É sbagliato dire innanzitutto che torna la messa in latino, semplicemente perché la messa in latino non è mai stata abolita. Tutti i libri liturgici usciti dalla riforma del Vaticano II sono editi in latino e, solo in seconda battuta, sono stati tradotti nella varie lingue nazionali. Ma, per la Chiesa cattolica, il latino resta la lingua ufficiale della liturgia: e sarebbe bastato seguire in televisione le messe solenni che il Papa celebra ad esempio alla mezzanotte di natale o a pasqua per accorgerci che il latino non è stato affatto soppresso. Anche per noi ambrosiani, a Milano, tutti i giorni in Duomo una messa è celebrata in lingua latina.

Che cosa dunque è tornato, con il Motu Proprio del Papa? Non la messa in latino (che non è mai stata abolita), ma la possibilità di celebrare la messa secondo il rito precedente la riforma del Vaticano II, usando dunque quel messale che la Chiesa aveva usato per quattrocento anni dal Concilio di Trento fino al Vaticano II. Il problema è che, mentre la “messa del Vaticano II” può essere celebrata, oltre che in latino, anche nelle varie lingue nazionali, la messa secondo il rito precedente può essere celebrata solo in latino.
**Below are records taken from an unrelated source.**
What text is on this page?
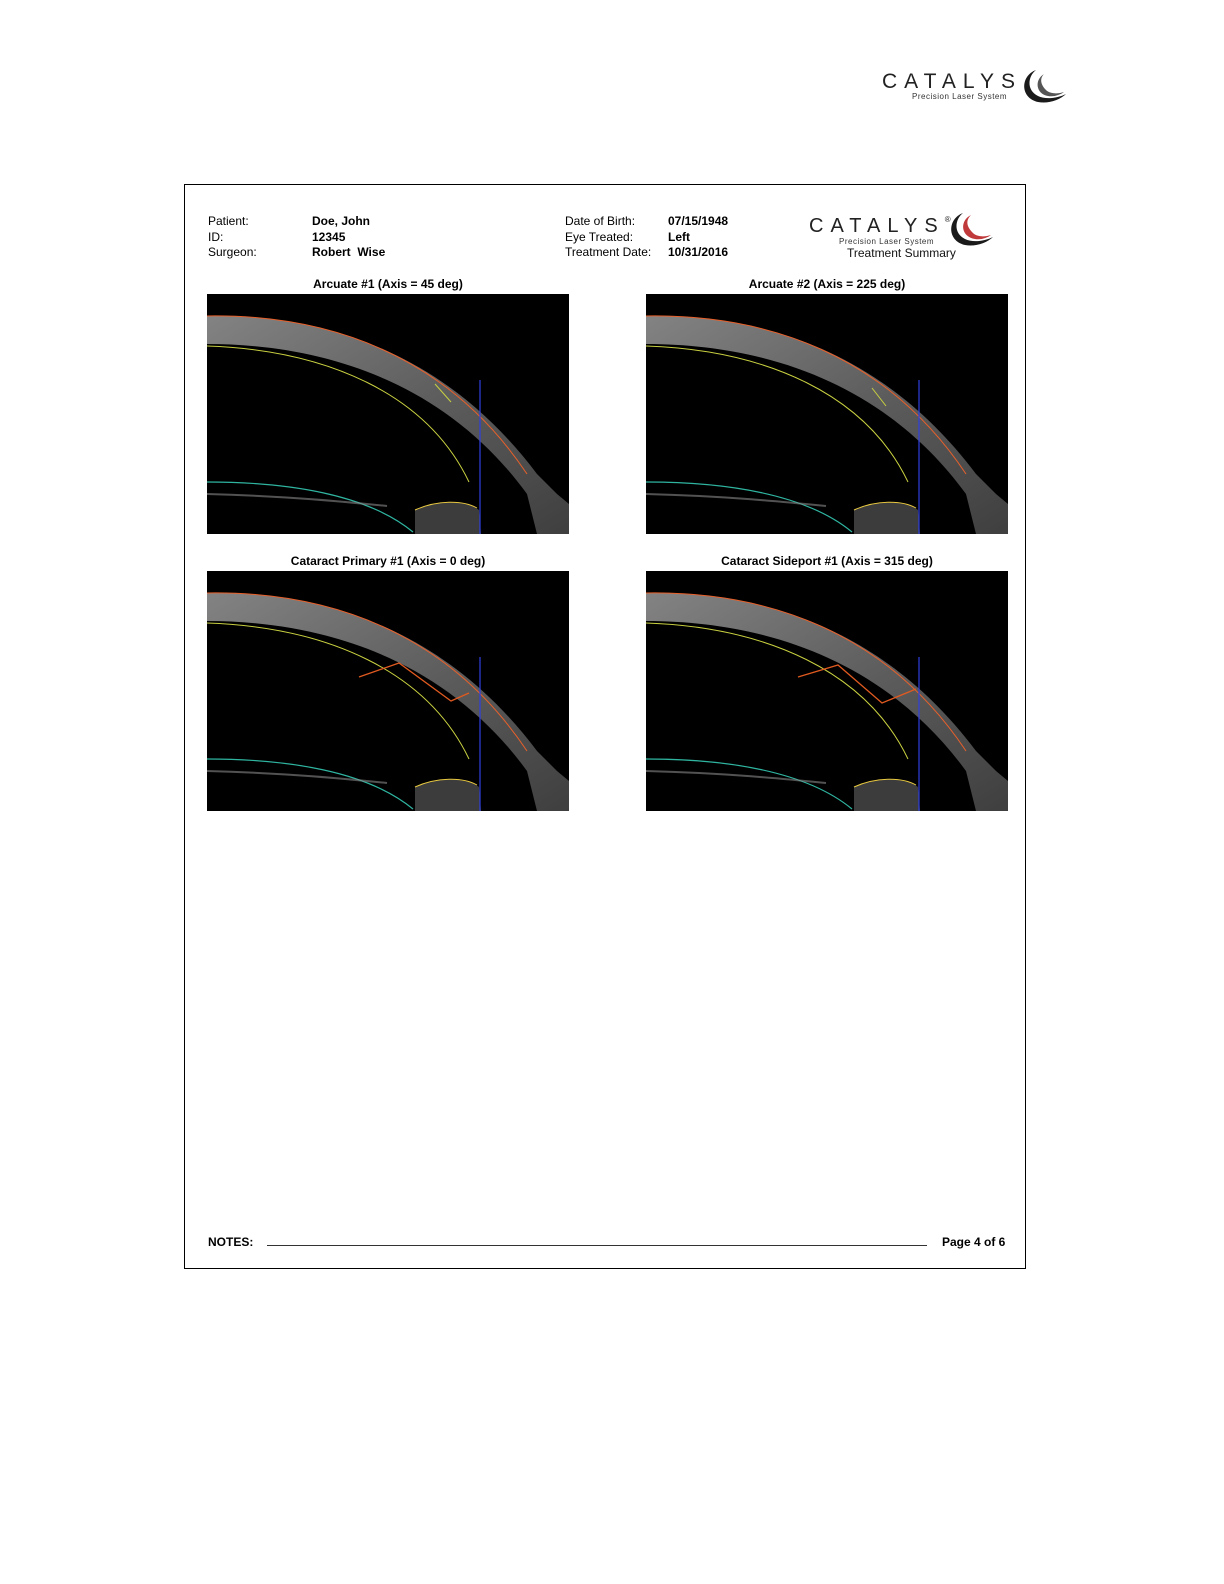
CATALYS
Precision Laser System
Patient:	Doe, John
ID:	12345
Surgeon:	Robert  Wise
Date of Birth:	07/15/1948
Eye Treated:	Left
Treatment Date:	10/31/2016
CATALYS®
Precision Laser System
Treatment Summary
Arcuate #1 (Axis = 45 deg)	Arcuate #2 (Axis = 225 deg)
Cataract Primary #1 (Axis = 0 deg)	Cataract Sideport #1 (Axis = 315 deg)
NOTES:	Page 4 of 6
Di qui l'equivoco alimentato da certi commenti.

Ma altrettanto sbagliata è la seconda frase. Sembrerebbe infatti che la messa secondo il rito precedente sia più antica di quella che celebriamo normalmente oggi solo perché viene prima. In realtà il “messale del Vaticano II” per molti aspetti è più “antico” di quello tridentino: esso infatti recupera moltissimi testi di preghiere antichissime, addirittura del V-VI secolo, e che nei secoli si erano perduti e che non erano affatto presenti nel messale del Concilio di Trento. Sarebbe bastato studiare la storia della liturgia per evitare anche questo secondo equivoco.

Qual è allora il significato di questo Motu Proprio? Perché il papa ha voluto che ci fosse la possibilità di celebrare secondo il messale tridentino come forma straordinaria accanto alla normale celebrazione secondo il messale attuale? Potremmo dare questa interpretazione: il Motu Proprio è la traduzione pratica a livello liturgico dell'importante discorso tenuto dal papa il 22 dicembre 2002 sul Concilio Vaticano II come momento di continuità con la tradizione precedente e non invece, come vorrebbero alcuni pur da fronti opposti, come rottura inconciliabile all'insegna della discontinuità. In fondo il Papa ha ritenuto opportuno, nel momento attuale, anche a livello liturgico riproporre la logica cattolica dell’ “et-et” e non quella dell’ “aut-aut”. Non dunque: o il messale del Concilio di Trento, o il messale del Vaticano II (come se la dottrina contenuta nel primo escludesse quella contenuta nel secondo), ma sia l'uno che l'altro, come segni dell'unica tradizione vivente di preghiera e di dottrina.

La scelta del Papa di celebrare secondo il messale tridentino esprime la continuità del Vaticano II con la tradizione precedente e non invece come rottura.